Thousands make the move

The campaign has been a success, Cr Mack says, with 3,619 people relocating to Evocity councils and more than 8,000 responses to enquiries, as well as more than two million visits to the jobs website.

The Evocities campaign has flow-on benefits for the participating councils, Cr Mack says.

“By relocating skilled workers to regional NSW, we work towards a strong a robust NSW economy for everyone.”

With state and federal elections fast approaching, Cr Mack says that member councils will continue to lobby for regional growth – so that the benefits of regional relocation can be felt across the state.

“Evocities will play a key role in campaigning for innovative regional policy development, particularly in the areas of population growth, regional relocation schemes and incentives to recruit, train and retain skilled workers in regional cities.”

Comment below to have your say on this story.

3 thoughts on “Regional cities collaborate to lure new residents  

  1. This concept is all very well and good, but until such time as the NSW Government starts spending its regional budget on things we really need instead of on frivolous playgrounds and squash courts etc, regional NSW is going to remain in a permanent state of flux. The infrastructure needed to support an increase in population in regional NSW isn’t in place yet. Sell the dream by all means, but don’t be found guilty of “false advertising”. We desperately need more money spent on roads, bridges, dams, water pipelines, public transport, affordable housing, and the list goes on and on. Yet all the current Government seems interested in is “selling the sizzle” and not providing the actual “meat”. We need a lot more than a bunch of new playgrounds if we are going to survive out here in the long term. It’s time to start listening to what the people really need and want – and a good place to start would be to improve our public transport network across the state.

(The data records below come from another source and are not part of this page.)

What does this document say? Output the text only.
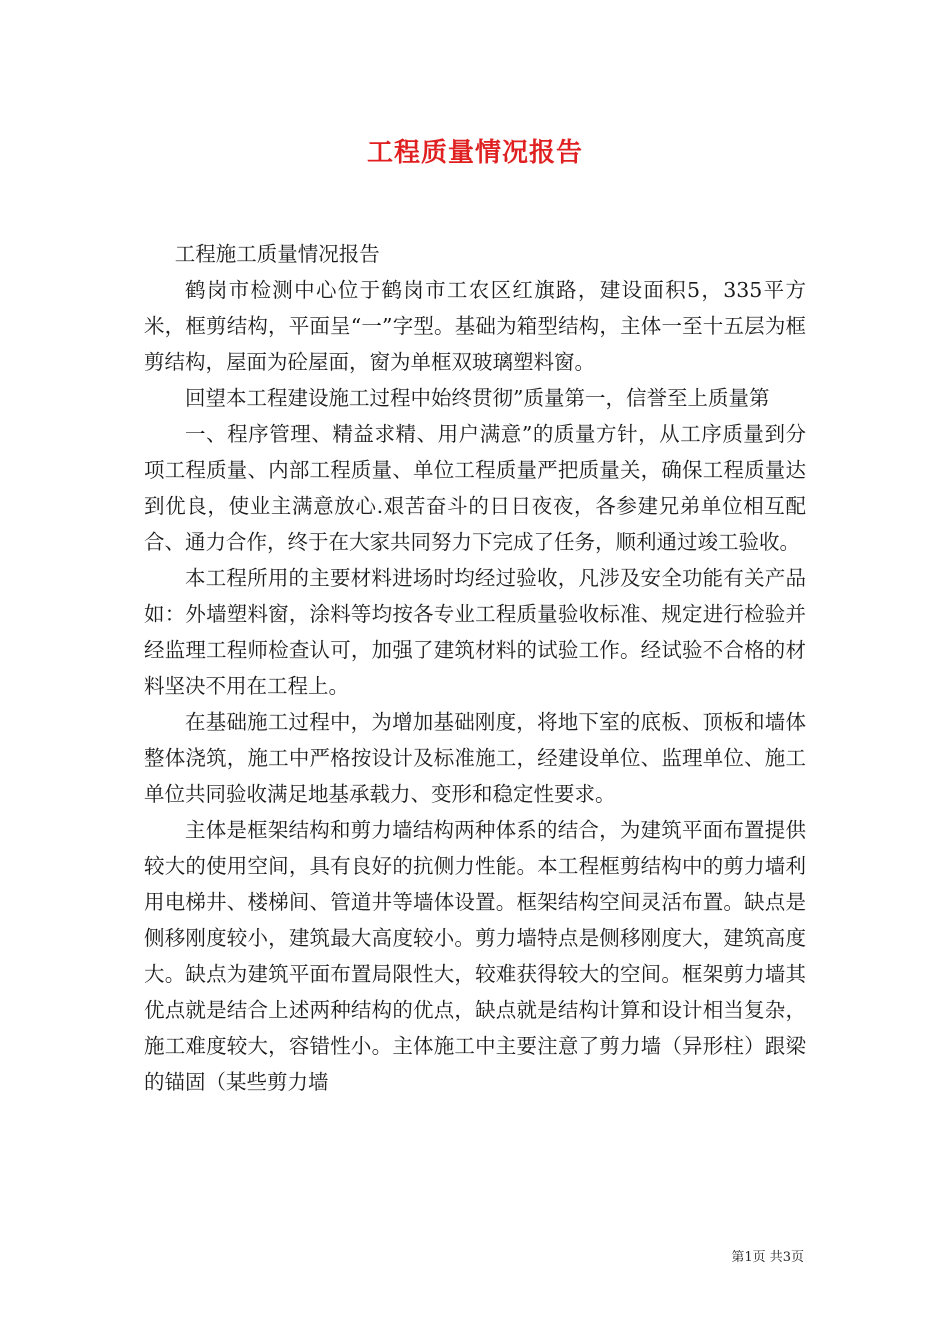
工程质量情况报告

工程施工质量情况报告

鹤岗市检测中心位于鹤岗市工农区红旗路，建设面积5，335平方米，框剪结构，平面呈“一”字型。基础为箱型结构，主体一至十五层为框剪结构，屋面为砼屋面，窗为单框双玻璃塑料窗。

回望本工程建设施工过程中始终贯彻”质量第一，信誉至上质量第

一、程序管理、精益求精、用户满意”的质量方针，从工序质量到分项工程质量、内部工程质量、单位工程质量严把质量关，确保工程质量达到优良，使业主满意放心.艰苦奋斗的日日夜夜，各参建兄弟单位相互配合、通力合作，终于在大家共同努力下完成了任务，顺利通过竣工验收。

本工程所用的主要材料进场时均经过验收，凡涉及安全功能有关产品如：外墙塑料窗，涂料等均按各专业工程质量验收标准、规定进行检验并经监理工程师检查认可，加强了建筑材料的试验工作。经试验不合格的材料坚决不用在工程上。

在基础施工过程中，为增加基础刚度，将地下室的底板、顶板和墙体整体浇筑，施工中严格按设计及标准施工，经建设单位、监理单位、施工单位共同验收满足地基承载力、变形和稳定性要求。

主体是框架结构和剪力墙结构两种体系的结合，为建筑平面布置提供较大的使用空间，具有良好的抗侧力性能。本工程框剪结构中的剪力墙利用电梯井、楼梯间、管道井等墙体设置。框架结构空间灵活布置。缺点是侧移刚度较小，建筑最大高度较小。剪力墙特点是侧移刚度大，建筑高度大。缺点为建筑平面布置局限性大，较难获得较大的空间。框架剪力墙其优点就是结合上述两种结构的优点，缺点就是结构计算和设计相当复杂，施工难度较大，容错性小。主体施工中主要注意了剪力墙（异形柱）跟梁的锚固（某些剪力墙

第1页 共3页
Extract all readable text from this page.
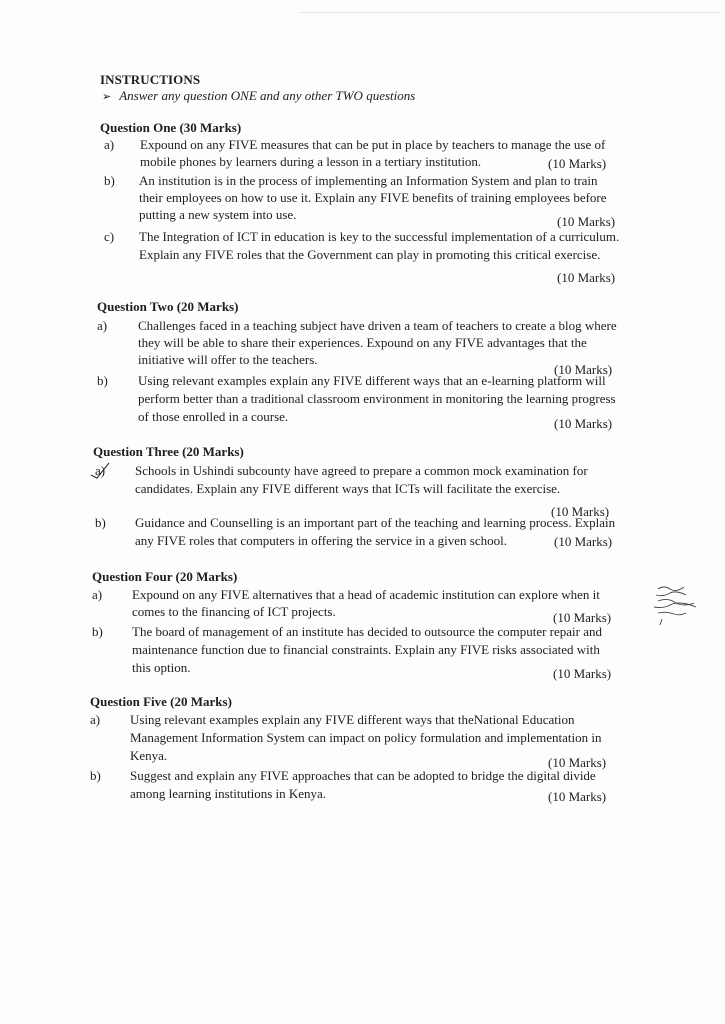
INSTRUCTIONS
➢ Answer any question ONE and any other TWO questions
Question One (30 Marks)
a) Expound on any FIVE measures that can be put in place by teachers to manage the use of
mobile phones by learners during a lesson in a tertiary institution.	(10 Marks)
b) An institution is in the process of implementing an Information System and plan to train
their employees on how to use it. Explain any FIVE benefits of training employees before
putting a new system into use.	(10 Marks)
c) The Integration of ICT in education is key to the successful implementation of a curriculum.
Explain any FIVE roles that the Government can play in promoting this critical exercise.
(10 Marks)
Question Two (20 Marks)
a) Challenges faced in a teaching subject have driven a team of teachers to create a blog where
they will be able to share their experiences. Expound on any FIVE advantages that the
initiative will offer to the teachers.
(10 Marks)
b) Using relevant examples explain any FIVE different ways that an e-learning platform will
perform better than a traditional classroom environment in monitoring the learning progress
of those enrolled in a course.	(10 Marks)
Question Three (20 Marks)
a) Schools in Ushindi subcounty have agreed to prepare a common mock examination for
candidates. Explain any FIVE different ways that ICTs will facilitate the exercise.
(10 Marks)
b) Guidance and Counselling is an important part of the teaching and learning process. Explain
any FIVE roles that computers in offering the service in a given school.	(10 Marks)
Question Four (20 Marks)
a) Expound on any FIVE alternatives that a head of academic institution can explore when it
comes to the financing of ICT projects.	(10 Marks)
b) The board of management of an institute has decided to outsource the computer repair and
maintenance function due to financial constraints. Explain any FIVE risks associated with
this option.	(10 Marks)
Question Five (20 Marks)
a) Using relevant examples explain any FIVE different ways that theNational Education
Management Information System can impact on policy formulation and implementation in
Kenya.	(10 Marks)
b) Suggest and explain any FIVE approaches that can be adopted to bridge the digital divide
among learning institutions in Kenya.	(10 Marks)
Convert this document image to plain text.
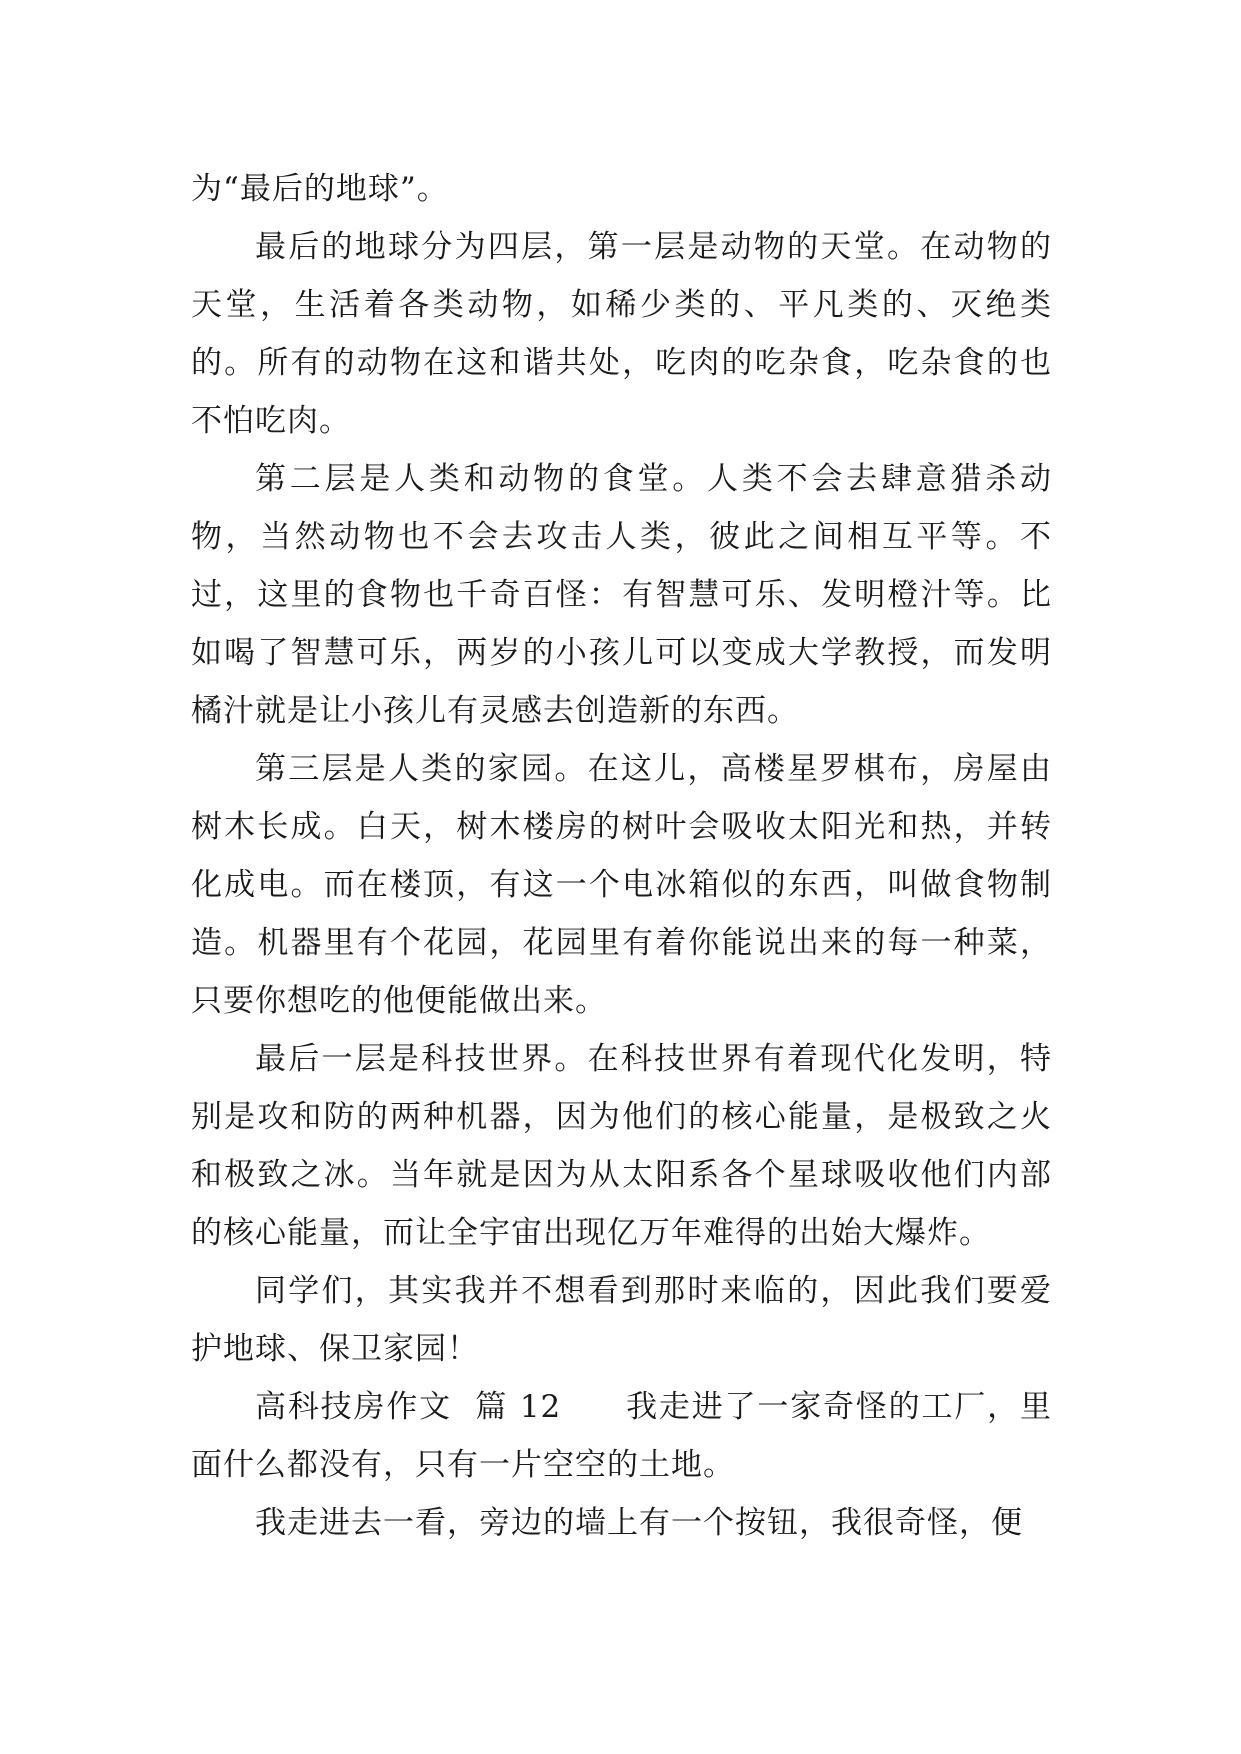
为“最后的地球”。

最后的地球分为四层，第一层是动物的天堂。在动物的天堂，生活着各类动物，如稀少类的、平凡类的、灭绝类的。所有的动物在这和谐共处，吃肉的吃杂食，吃杂食的也不怕吃肉。

第二层是人类和动物的食堂。人类不会去肆意猎杀动物，当然动物也不会去攻击人类，彼此之间相互平等。不过，这里的食物也千奇百怪：有智慧可乐、发明橙汁等。比如喝了智慧可乐，两岁的小孩儿可以变成大学教授，而发明橘汁就是让小孩儿有灵感去创造新的东西。

第三层是人类的家园。在这儿，高楼星罗棋布，房屋由树木长成。白天，树木楼房的树叶会吸收太阳光和热，并转化成电。而在楼顶，有这一个电冰箱似的东西，叫做食物制造。机器里有个花园，花园里有着你能说出来的每一种菜，只要你想吃的他便能做出来。

最后一层是科技世界。在科技世界有着现代化发明，特别是攻和防的两种机器，因为他们的核心能量，是极致之火和极致之冰。当年就是因为从太阳系各个星球吸收他们内部的核心能量，而让全宇宙出现亿万年难得的出始大爆炸。

同学们，其实我并不想看到那时来临的，因此我们要爱护地球、保卫家园！

高科技房作文 篇 12 我走进了一家奇怪的工厂，里面什么都没有，只有一片空空的土地。

我走进去一看，旁边的墙上有一个按钮，我很奇怪，便
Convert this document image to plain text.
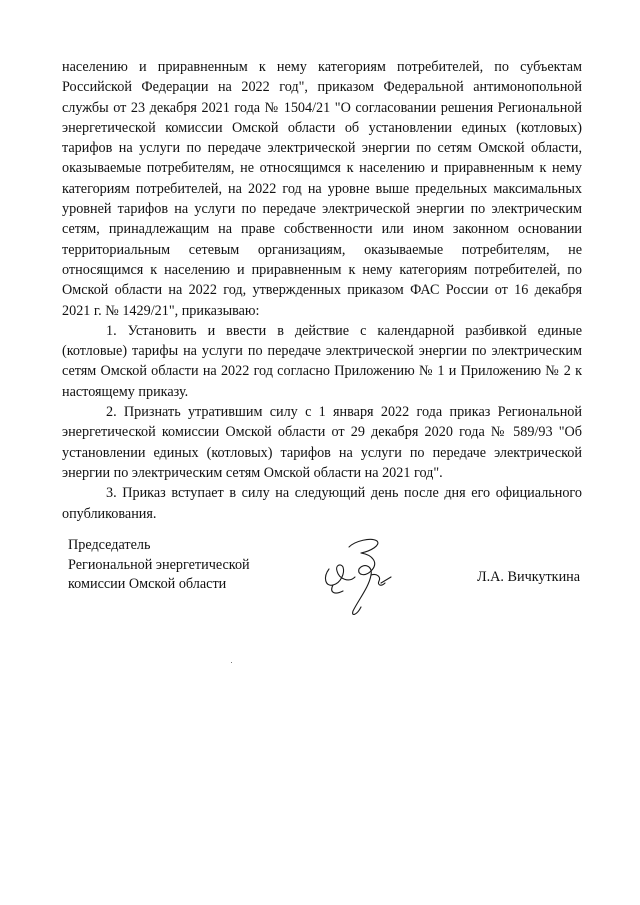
населению и приравненным к нему категориям потребителей, по субъектам Российской Федерации на 2022 год", приказом Федеральной антимонопольной службы от 23 декабря 2021 года № 1504/21 "О согласовании решения Региональной энергетической комиссии Омской области об установлении единых (котловых) тарифов на услуги по передаче электрической энергии по сетям Омской области, оказываемые потребителям, не относящимся к населению и приравненным к нему категориям потребителей, на 2022 год на уровне выше предельных максимальных уровней тарифов на услуги по передаче электрической энергии по электрическим сетям, принадлежащим на праве собственности или ином законном основании территориальным сетевым организациям, оказываемые потребителям, не относящимся к населению и приравненным к нему категориям потребителей, по Омской области на 2022 год, утвержденных приказом ФАС России от 16 декабря 2021 г. № 1429/21", приказываю:

1. Установить и ввести в действие с календарной разбивкой единые (котловые) тарифы на услуги по передаче электрической энергии по электрическим сетям Омской области на 2022 год согласно Приложению № 1 и Приложению № 2 к настоящему приказу.

2. Признать утратившим силу с 1 января 2022 года приказ Региональной энергетической комиссии Омской области от 29 декабря 2020 года № 589/93 "Об установлении единых (котловых) тарифов на услуги по передаче электрической энергии по электрическим сетям Омской области на 2021 год".

3. Приказ вступает в силу на следующий день после дня его официального опубликования.

Председатель
Региональной энергетической
комиссии Омской области	Л.А. Вичкуткина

  2. Sarina has a very valid point, I have friends in regional areas, who have been able to gain employment, but certainly not what they are qualified in, and other friends that have struggled to fine full time work. No point all being unemployed in regional areas, as the kids move to Sydney to find employment.

  3. This is a great initiative by regional Councils giving the leadership that is “Oh so missing from our State and Federal Government”, now all we need is the commitment from the Federal & State Governments to the infrastructure and finances to help support population increase in the regional centres.